The exercise aims to inform efforts to evaluate teachers for whom districts can’t do value-added analysis, but the underlying thread seems to be the casual, implicit assumption that reading and math value-added are the “true” measure of teacher quality. This is hardly a unique take; it’s become the norm. The same stance characterized the Gates Foundation’s Measures of Effective Teaching report last winter, with its effort to gauge the utility of various teacher evaluation strategies (student feedback, observation, etc.) based upon how closely they approximated value-added measures.
The whole thing brings to my mind the collateralized debt bubble, in which incredibly complex models were built atop a pretty narrow set of assumptions and the simple conviction that assumptions could be taken as givens. In 2004, questioning underlying assumptions about real estate valuation would get an analyst dismissed as unsophisticated.
Edu-econometricians are eagerly building intricate models stacked atop value-added scores. Yet, today’s value-added measures are, at best, a pale measure of teacher quality. There are legitimate concerns about test quality; the noisiness and variability of calculations; the fact that metrics don’t account for the impact of specialists, support staff, or shared instruction; and the degree to which value-added calculations rest upon a narrow, truncated conception of good teaching. Value-added does tell us something useful and I’m in favor of integrating it into evaluation and pay decisions, accordingly, but I worry when it becomes the foundation upon which everything else is constructed.
When well-run public or private sector firms evaluate employees, they incorporate managerial judgment, peer feedback, and so forth, without assuming that these will or should reflect project completion, sales, assembly line performance, or what-have-you. The whole point of these other measures is to get a fuller picture of performance; and that would be self-defeating if these other measures were supposed to measure one underlying thing.

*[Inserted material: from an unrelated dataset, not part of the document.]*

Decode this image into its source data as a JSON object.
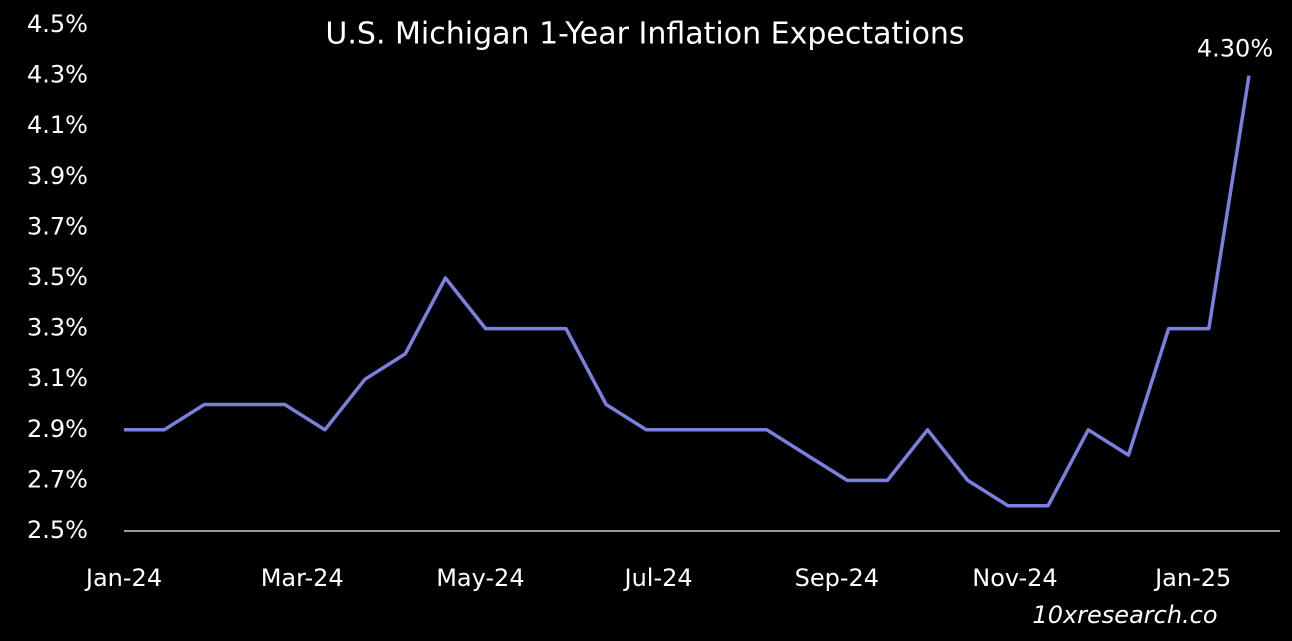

The one downside to having a slew of first-rate econometricians engaged in edu-research nowadays is that in their eagerness for outcomes to analyze, they tend to care less about the caliber of the numbers than whether they can count them. In the housing bubble, rocket scientists crunched decades of housing data to build complex models. Their job wasn’t to sweat the quality of the data, its appropriateness, or the real-world utility of their assumptions; it was to build dazzling models. The problem is that even the cleverest of models is only as good as the data. And it turned out that the data and assumptions were rife with overlooked problems.
Edu-econometricians love test scores because they can find increasingly sophisticated ways to model them. But if the scores are flawed, biased, or incomplete measures of learning or teacher effectiveness, the models won’t pick that up. Yet those raising such questions are at risk of being dismissed as unsophisticated and retrograde. (To be fair, sensible skepticism isn’t helped by the rush of union mouthpieces and carnival barkers eager to spout conspiracy theories, excuses, and ad hominem attacks.) So, the Brookings exercise is interesting and useful on its terms–but I’m growing more than a little concerned about those terms.
– Frederick Hess